In order to get some exercise, I like to get off the metro well before my stop and walk the rest of the way. It is helping me to learn the city and allows me to vary my diet by introducing me to new restaurants. Today, on the way home I walked past Nemo, which is a ‘Coffee’ Shop, which is code for pot. I have seen these shops in Amsterdam, I didn’t realize that Rotterdam also had a fair share of them.

Some people have been asking me what I eat here in the exotic Netherlands. My diet has been heavily skewed towards dairy, as a cheese sandwich is often my meal of choice at lunch. For dinner I have more options, and I have taken advantage of some of the excellent ethnic food in the city, preferring it over the local food. The dutch places generally do not have vegetarian choices, other than cheese sandwiches. Tonight, I got Chinese takeout, veggie udon noodles. Delicious when washed down with a Heineken!

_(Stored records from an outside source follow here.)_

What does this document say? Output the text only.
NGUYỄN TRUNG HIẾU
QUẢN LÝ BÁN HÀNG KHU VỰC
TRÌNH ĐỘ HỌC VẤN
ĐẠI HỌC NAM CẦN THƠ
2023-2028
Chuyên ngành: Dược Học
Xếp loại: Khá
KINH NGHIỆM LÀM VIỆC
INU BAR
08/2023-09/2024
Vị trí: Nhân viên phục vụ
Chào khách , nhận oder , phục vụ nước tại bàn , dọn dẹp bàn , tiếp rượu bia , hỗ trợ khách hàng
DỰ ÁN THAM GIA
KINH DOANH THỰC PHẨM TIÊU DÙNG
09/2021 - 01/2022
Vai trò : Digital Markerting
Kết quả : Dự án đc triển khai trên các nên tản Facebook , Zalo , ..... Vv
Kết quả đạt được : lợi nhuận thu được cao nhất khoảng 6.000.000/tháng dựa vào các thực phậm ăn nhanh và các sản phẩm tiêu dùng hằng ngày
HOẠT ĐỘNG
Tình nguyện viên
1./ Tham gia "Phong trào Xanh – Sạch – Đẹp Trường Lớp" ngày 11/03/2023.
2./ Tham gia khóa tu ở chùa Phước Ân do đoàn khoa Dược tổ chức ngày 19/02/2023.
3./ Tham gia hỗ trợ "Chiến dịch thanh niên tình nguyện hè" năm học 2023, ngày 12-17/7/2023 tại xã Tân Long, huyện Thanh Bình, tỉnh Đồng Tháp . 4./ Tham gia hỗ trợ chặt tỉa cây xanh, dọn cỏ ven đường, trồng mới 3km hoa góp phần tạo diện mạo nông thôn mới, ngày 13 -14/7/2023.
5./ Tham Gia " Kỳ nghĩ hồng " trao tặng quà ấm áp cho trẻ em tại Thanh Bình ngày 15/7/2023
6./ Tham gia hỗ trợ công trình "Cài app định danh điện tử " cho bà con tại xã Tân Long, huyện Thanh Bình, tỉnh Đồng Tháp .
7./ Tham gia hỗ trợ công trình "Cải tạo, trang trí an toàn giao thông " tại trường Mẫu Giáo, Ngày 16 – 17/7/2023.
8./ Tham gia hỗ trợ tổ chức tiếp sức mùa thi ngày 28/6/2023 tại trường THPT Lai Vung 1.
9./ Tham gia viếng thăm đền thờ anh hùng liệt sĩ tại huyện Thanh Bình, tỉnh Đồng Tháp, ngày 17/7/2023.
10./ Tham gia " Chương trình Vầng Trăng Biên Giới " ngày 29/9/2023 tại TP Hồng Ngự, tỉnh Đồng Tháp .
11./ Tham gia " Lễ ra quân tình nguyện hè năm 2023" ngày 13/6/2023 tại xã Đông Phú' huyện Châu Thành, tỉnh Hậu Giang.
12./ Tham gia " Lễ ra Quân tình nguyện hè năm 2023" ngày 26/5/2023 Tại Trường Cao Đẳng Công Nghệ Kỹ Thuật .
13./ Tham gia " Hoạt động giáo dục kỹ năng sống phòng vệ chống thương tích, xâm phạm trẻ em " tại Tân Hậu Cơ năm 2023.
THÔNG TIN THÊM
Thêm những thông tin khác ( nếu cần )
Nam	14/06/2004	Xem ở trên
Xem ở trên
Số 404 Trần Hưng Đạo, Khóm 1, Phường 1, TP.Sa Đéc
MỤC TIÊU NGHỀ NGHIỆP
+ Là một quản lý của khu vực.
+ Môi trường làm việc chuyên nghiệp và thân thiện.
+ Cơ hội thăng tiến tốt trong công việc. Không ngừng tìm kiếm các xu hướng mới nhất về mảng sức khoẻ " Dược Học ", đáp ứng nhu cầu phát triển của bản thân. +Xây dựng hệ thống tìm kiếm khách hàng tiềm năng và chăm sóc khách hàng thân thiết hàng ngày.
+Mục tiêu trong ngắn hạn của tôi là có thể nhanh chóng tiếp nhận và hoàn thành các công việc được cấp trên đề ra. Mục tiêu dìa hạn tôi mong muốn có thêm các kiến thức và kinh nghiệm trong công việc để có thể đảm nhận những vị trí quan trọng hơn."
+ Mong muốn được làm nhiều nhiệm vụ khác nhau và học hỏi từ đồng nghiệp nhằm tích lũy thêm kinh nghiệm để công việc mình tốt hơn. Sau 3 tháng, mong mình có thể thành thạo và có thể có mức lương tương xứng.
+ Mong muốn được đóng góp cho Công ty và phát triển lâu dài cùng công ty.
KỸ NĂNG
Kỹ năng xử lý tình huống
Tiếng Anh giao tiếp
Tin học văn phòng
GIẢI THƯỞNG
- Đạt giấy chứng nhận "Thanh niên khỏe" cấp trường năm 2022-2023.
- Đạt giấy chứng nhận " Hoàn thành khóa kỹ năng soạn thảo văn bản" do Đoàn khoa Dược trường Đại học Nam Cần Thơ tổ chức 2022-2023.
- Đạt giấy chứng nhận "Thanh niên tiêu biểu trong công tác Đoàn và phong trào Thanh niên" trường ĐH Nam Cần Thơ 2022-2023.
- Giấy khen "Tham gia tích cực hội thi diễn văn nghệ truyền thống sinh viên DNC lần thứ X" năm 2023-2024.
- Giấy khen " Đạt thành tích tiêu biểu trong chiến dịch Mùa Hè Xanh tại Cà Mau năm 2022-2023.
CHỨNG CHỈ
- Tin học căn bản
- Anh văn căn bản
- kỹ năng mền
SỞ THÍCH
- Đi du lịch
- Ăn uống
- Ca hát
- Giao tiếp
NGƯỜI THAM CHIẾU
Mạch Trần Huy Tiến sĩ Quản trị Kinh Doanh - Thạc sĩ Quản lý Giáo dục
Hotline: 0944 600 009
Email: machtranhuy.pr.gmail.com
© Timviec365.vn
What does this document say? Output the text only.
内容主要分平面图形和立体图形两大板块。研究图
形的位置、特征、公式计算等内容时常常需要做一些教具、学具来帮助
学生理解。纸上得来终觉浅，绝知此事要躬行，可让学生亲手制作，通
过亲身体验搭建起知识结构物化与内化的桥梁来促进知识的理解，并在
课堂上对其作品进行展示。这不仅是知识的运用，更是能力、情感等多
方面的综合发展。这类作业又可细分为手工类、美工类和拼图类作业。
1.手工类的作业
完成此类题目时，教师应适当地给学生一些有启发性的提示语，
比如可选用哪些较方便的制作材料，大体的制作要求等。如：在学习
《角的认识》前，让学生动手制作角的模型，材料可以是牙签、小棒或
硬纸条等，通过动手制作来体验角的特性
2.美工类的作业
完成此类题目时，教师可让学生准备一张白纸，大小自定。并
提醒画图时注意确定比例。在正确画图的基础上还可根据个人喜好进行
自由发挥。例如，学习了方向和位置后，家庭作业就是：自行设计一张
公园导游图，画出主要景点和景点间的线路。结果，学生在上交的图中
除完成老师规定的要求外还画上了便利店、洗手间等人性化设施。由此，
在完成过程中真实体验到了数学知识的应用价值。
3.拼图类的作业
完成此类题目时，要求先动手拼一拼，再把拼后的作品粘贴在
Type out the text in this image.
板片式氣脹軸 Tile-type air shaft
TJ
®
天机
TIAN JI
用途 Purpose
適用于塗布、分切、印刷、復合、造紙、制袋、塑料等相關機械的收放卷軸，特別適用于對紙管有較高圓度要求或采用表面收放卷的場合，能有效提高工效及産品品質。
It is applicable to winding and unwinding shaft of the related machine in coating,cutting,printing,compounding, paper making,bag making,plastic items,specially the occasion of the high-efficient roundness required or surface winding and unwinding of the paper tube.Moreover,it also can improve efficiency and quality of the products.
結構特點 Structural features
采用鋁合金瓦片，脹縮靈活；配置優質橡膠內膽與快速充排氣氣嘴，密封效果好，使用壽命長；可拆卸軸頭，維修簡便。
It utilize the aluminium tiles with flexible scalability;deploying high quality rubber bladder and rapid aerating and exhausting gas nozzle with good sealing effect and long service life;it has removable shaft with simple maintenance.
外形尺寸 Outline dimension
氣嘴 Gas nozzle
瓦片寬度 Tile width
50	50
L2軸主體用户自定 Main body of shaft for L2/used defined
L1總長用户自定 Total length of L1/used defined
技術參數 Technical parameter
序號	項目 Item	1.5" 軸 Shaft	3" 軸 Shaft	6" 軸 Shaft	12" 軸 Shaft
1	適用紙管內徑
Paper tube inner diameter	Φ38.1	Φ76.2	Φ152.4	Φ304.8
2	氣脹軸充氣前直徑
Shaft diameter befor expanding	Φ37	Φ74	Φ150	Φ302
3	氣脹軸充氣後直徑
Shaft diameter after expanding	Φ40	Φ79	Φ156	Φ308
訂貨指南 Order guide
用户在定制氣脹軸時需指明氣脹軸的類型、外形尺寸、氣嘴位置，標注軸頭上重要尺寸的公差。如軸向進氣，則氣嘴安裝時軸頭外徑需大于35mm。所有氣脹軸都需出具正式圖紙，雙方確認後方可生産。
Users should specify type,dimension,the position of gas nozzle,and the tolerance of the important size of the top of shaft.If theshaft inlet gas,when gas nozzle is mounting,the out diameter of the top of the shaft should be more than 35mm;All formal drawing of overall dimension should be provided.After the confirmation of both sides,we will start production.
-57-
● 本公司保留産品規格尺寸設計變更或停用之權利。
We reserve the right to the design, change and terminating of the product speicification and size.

One of my biggest challenges has been the language barrier. At work everyone speaks English, but sometimes I am afraid that what I am saying is being misunderstood. Understanding the words and understanding the meaning are two different things. The Dutch language is hard because it is so different from English and even German, which I have a basic grasp of. The words give no hint to their meaning they are so different. See the door below. It probably says something like ‘fire door’ or ‘keep clear’ but I have no idea. This is a bigger deal with restaurant menus, which I can not read at all. I am very depending on finding wait staff who speak English and can help me out.